On absentee ballots:
The distinction between errors by voters and errors by election officials is an important one. We have drawn “a clear distinction between the provisions and prohibitions in the election laws which are personal to the elector and those which apply to election officials over whose conduct he has no control.”…Fitzgerald v. Morlock, 264 Minn. 520, 524, 120 N.W.2d 339, 345 (1963). We have said that “any reasonable regulations of the statute as to the conduct of the voter himself” are mandatory, and a vote is properly rejected if the voter fails to comply with the law. Id. at 524, 120 N.W.2d at 345. But if a voter complies with the law, his vote should not be rejected because of “irregularities, ignorance, inadvertence, or mistake, or even intentional wrong on the part of the election officers.”
We conclude that our existing case law requires strict compliance by voters with the requirements for absentee voting. Thus, we reject Coleman‟s argument that only substantial compliance by voters is required. Having rejected this argument, we also conclude that the trial court‟s February 13 order requiring strict compliance with the statutory requirements for absentee voting was not a deviation from our well-established precedent.
Is absentee voting a right or a privilege?
At oral argument, Coleman posited that because of the increased use of the absentee voting method, it should now be treated as a right, not a privilege. But that is a policy determination for the legislature, not this court, to make.
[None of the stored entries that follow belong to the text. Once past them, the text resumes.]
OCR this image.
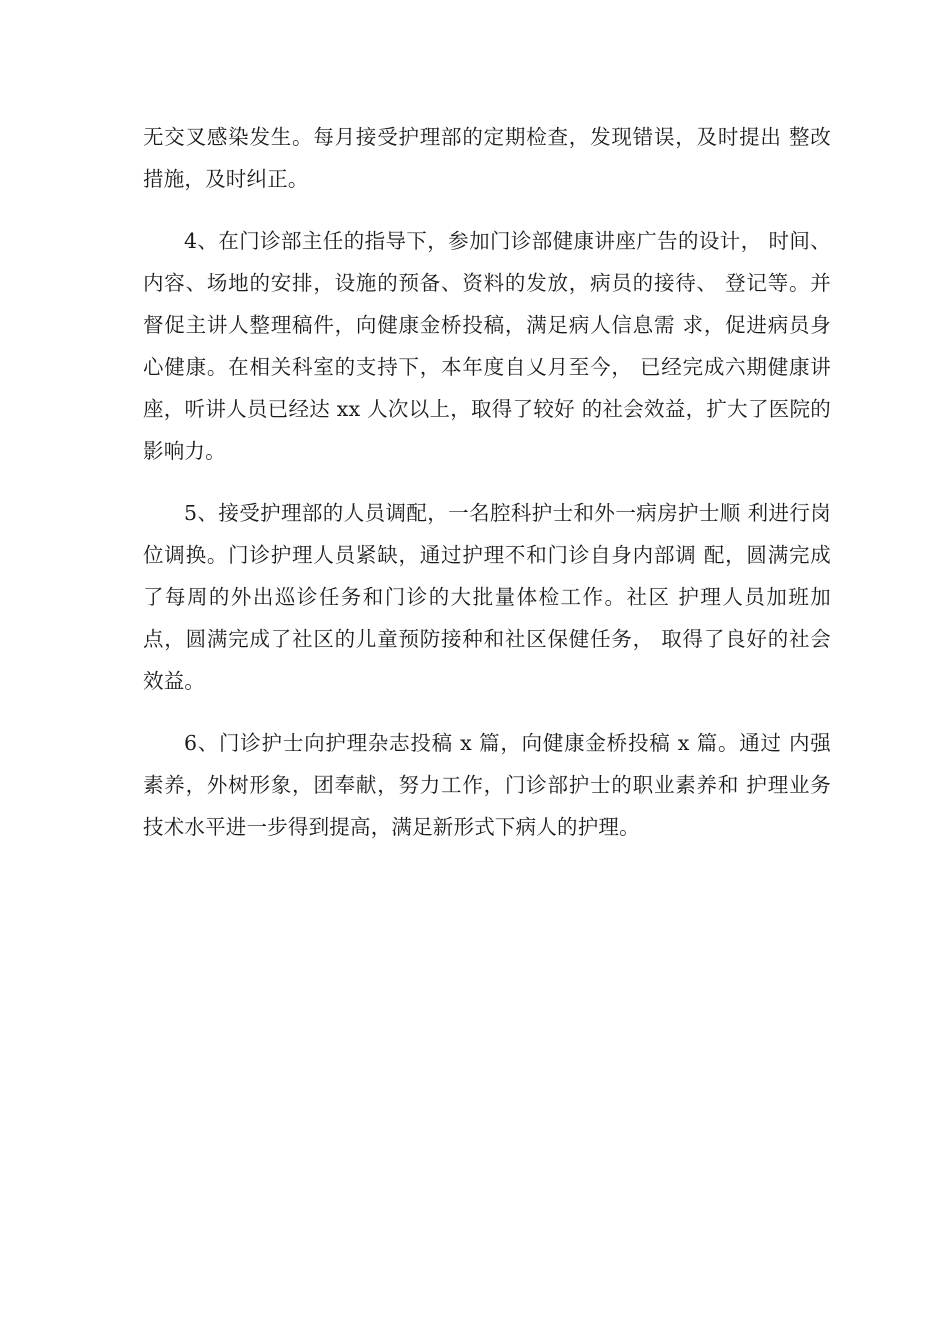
无交叉感染发生。每月接受护理部的定期检查，发现错误，及时提出 整改措施，及时纠正。

4、在门诊部主任的指导下，参加门诊部健康讲座广告的设计， 时间、内容、场地的安排，设施的预备、资料的发放，病员的接待、 登记等。并督促主讲人整理稿件，向健康金桥投稿，满足病人信息需 求，促进病员身心健康。在相关科室的支持下，本年度自乂月至今， 已经完成六期健康讲座，听讲人员已经达 xx 人次以上，取得了较好 的社会效益，扩大了医院的影响力。

5、接受护理部的人员调配，一名腔科护士和外一病房护士顺 利进行岗位调换。门诊护理人员紧缺，通过护理不和门诊自身内部调 配，圆满完成了每周的外出巡诊任务和门诊的大批量体检工作。社区 护理人员加班加点，圆满完成了社区的儿童预防接种和社区保健任务， 取得了良好的社会效益。

6、门诊护士向护理杂志投稿 x 篇，向健康金桥投稿 x 篇。通过 内强素养，外树形象，团奉献，努力工作，门诊部护士的职业素养和 护理业务技术水平进一步得到提高，满足新形式下病人的护理。
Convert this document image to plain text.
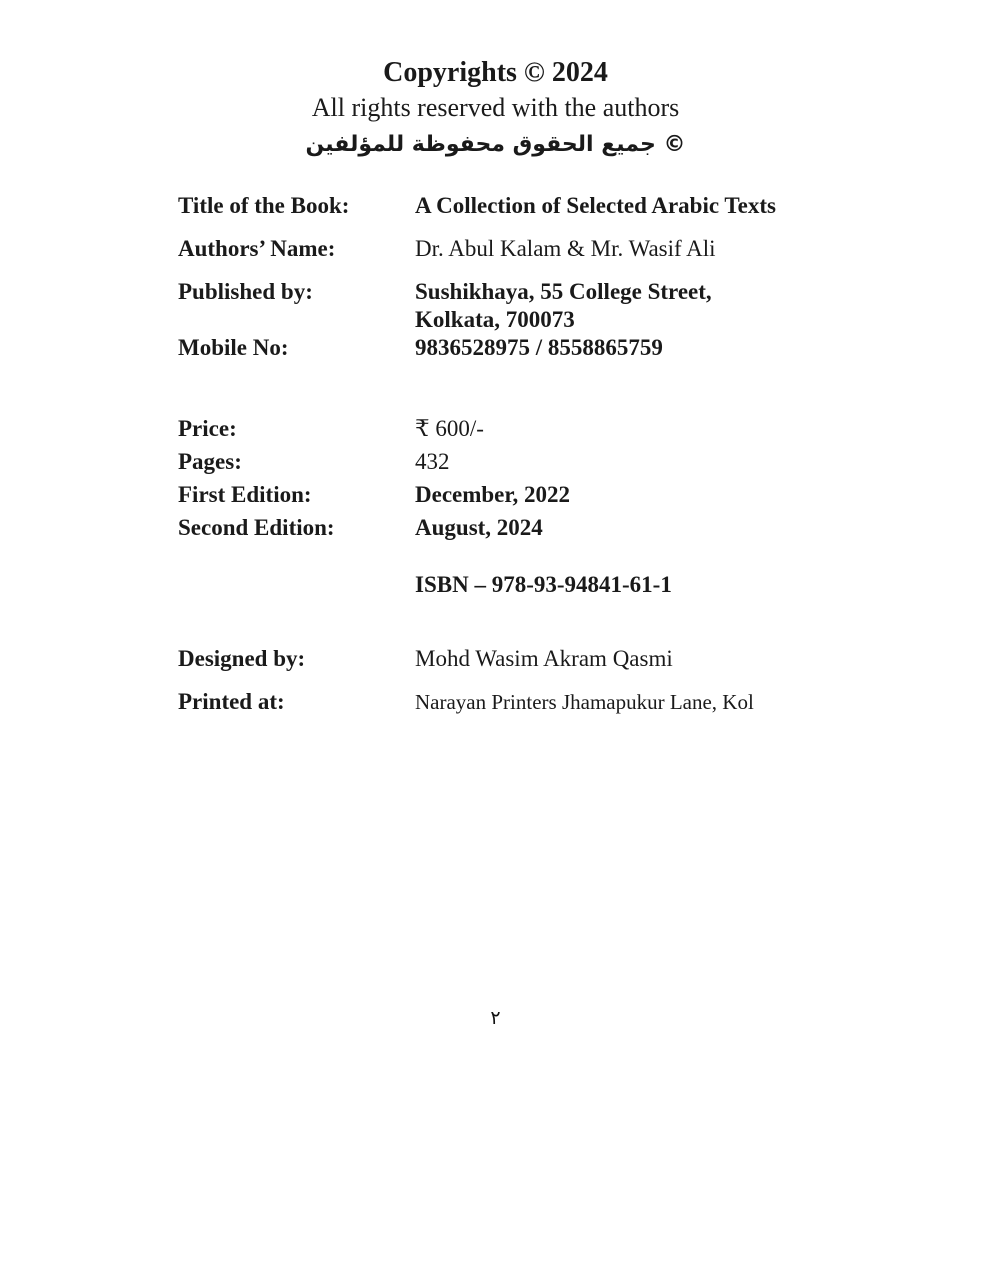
Copyrights © 2024
All rights reserved with the authors
© جميع الحقوق محفوظة للمؤلفين
Title of the Book:	A Collection of Selected Arabic Texts
Authors’ Name:	Dr. Abul Kalam & Mr. Wasif Ali
Published by:	Sushikhaya, 55 College Street,
Kolkata, 700073
Mobile No:	9836528975 / 8558865759
Price:	₹ 600/-
Pages:	432
First Edition:	December, 2022
Second Edition:	August, 2024
ISBN – 978-93-94841-61-1
Designed by:	Mohd Wasim Akram Qasmi
Printed at:	Narayan Printers Jhamapukur Lane, Kol
٢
On the differing standards from county to county for how absentee ballots were judged:
Coleman was required to prove either that local jurisdictions ‟differences in application or the trial court‟s application of the requirements for absentee voting was the product of intentional discrimination. Coleman neither claims nor produced any evidence that the differing treatment of absentee ballots among jurisdictions during the election was the result of intentional or purposeful discrimination against individuals or classes. Nor does Coleman claim that the trial court‟s February 13 order, establishing certain categories of ballots as not legally cast, was the product of an intent to discriminate against any individual or class.
On Coleman’s claim that some ballots were counted twice:
Coleman called no witnesses with direct knowledge of the handling of duplicate ballots in the relevant precincts, but he did introduce at trial voter rosters, envelopes from accepted absentee ballots, copies of ballots challenged during the manual recount, and machine tapes from the identified precincts in which he alleges double-counting of absentee ballots occurred. On appeal, Coleman has identified nothing additional that an inspection of ballots under section 209.06 would have produced.We therefore hold that the trial court did not abuse its discretion in denying the petition for inspection.
On missing ballots in Minneapolis:
The ballots are missing, but Coleman introduced no evidence of foul play or misconduct, and the election day precinct returns are available to give effect to those votes.
The Supreme Court did not order Gov. Pawlenty to sign an election certificate.